Footsteps in the Snow and other Teatime Treats Page 4
His brown eyes seemed sincere and he laughed when I said suspiciously, “You might just want to charm the rest of Maud’s recipes out of me.”
“Not at all – and it’s not simply an excuse to see you again either, though I really want to. Why don’t you come over tomorrow?”
“I might,” I conceded, though by the time we finally went our separate ways that evening, wild horses wouldn’t have kept me away – and even if they had, I’m sure Liam would have come in search of me.
Suddenly it seemed that the lonely Christmas I’d secretly been dreading would have more than a dash of relish and spice about it, after all!
7
NOT JUST FOR CHRISTMAS
“Oh no,” Nick said firmly, setting his jaw and crossing his arms over his chest in the darkly brooding and very Mr Darcy way that Rosie usually found extremely attractive. “We can’t possibly have another dog – two are more than enough!”
“But Nick, one more won’t make that much difference,” she pleaded. “And poor Tiggy’s been in the kennels for over a year now, just because he isn’t the prettiest of dogs.
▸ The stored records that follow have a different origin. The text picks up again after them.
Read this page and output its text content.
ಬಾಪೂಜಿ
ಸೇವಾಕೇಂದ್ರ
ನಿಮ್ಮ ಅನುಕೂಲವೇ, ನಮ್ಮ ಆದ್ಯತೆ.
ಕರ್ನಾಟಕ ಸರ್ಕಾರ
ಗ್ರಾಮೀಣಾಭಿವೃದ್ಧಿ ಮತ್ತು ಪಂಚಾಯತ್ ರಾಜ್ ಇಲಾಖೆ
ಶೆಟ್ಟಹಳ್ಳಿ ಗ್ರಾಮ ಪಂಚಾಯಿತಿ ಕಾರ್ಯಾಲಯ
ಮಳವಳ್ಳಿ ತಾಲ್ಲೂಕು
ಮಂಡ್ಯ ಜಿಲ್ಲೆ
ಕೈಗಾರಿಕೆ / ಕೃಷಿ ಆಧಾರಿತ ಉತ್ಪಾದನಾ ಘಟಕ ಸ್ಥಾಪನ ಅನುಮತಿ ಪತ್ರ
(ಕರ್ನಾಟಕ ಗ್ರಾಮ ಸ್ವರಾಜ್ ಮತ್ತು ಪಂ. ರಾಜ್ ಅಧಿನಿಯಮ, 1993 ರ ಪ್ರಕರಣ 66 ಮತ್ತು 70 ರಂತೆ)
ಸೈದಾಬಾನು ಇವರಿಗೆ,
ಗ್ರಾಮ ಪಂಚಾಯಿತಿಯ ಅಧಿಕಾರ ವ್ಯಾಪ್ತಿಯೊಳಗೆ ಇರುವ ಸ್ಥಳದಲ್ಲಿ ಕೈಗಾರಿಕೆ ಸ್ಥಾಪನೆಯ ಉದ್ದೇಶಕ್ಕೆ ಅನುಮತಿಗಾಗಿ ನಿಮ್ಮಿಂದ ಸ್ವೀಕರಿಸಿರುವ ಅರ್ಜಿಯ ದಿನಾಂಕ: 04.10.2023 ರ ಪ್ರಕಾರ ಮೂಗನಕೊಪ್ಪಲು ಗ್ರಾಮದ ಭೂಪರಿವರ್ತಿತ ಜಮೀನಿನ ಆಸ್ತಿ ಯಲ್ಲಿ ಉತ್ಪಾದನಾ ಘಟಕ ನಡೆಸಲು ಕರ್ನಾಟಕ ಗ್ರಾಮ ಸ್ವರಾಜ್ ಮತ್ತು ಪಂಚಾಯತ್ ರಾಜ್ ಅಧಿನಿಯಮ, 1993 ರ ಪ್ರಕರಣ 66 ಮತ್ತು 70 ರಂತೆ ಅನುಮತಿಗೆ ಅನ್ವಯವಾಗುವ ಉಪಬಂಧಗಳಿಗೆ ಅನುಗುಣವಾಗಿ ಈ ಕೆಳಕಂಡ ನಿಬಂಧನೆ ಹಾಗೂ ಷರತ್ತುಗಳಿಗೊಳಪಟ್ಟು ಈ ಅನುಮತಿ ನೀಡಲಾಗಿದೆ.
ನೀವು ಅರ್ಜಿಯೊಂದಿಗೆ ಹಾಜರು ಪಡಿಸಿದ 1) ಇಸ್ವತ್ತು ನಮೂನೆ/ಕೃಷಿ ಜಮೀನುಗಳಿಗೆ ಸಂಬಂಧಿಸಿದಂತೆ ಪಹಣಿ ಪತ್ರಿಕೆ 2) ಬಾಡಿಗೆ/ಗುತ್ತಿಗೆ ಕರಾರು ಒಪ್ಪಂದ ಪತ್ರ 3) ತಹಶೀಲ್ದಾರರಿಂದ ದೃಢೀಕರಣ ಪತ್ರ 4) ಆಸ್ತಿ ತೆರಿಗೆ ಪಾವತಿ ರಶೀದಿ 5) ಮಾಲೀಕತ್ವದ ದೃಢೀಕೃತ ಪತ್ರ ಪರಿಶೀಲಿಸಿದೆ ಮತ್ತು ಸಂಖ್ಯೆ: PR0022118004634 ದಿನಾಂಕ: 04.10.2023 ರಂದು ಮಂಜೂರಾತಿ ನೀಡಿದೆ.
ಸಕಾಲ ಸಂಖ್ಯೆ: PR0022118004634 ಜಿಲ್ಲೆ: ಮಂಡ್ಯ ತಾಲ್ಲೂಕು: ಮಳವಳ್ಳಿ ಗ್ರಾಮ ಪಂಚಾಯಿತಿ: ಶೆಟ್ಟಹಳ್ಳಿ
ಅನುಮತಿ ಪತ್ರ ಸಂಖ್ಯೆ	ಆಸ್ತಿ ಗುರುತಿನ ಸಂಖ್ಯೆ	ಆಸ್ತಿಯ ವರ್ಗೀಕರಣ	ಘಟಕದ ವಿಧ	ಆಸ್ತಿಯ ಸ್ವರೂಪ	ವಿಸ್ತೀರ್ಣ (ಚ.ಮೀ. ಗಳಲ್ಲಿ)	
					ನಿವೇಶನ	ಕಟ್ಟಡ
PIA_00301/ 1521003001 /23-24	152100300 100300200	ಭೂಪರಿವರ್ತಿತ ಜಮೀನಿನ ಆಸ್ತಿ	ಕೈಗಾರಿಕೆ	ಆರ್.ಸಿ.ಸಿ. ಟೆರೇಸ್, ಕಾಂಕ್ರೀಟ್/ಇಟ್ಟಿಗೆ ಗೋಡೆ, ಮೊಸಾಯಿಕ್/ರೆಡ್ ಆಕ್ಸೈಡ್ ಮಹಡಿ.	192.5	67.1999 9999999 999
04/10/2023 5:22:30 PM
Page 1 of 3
No-one ever seems to see beyond that to his lovely nature.”
Rosie was a vetinary nurse, but she also often volunteered at a pet rescue centre on Saturday mornings, which is where Jimmy and Flo, her two Jack Russell terriers, had come from. But since she’d already adopted them before she met and become engaged to Nick, it had been a case of ‘love me, love my dogs.’
“Anyway,” she added defiantly, since Nick’s expression was showing no sign of softening, “I’ve already told them that if no-one else offers Tiggy a home by January, I’ll take him.”
“What, you told them that without consulting me?” he demanded angrily. “I’m very fond of Jimmy and Flo, but the costs mount up, what with micro-chipping, insurance, food, and kennels if we go away – and we’re supposed to be saving for a house deposit.”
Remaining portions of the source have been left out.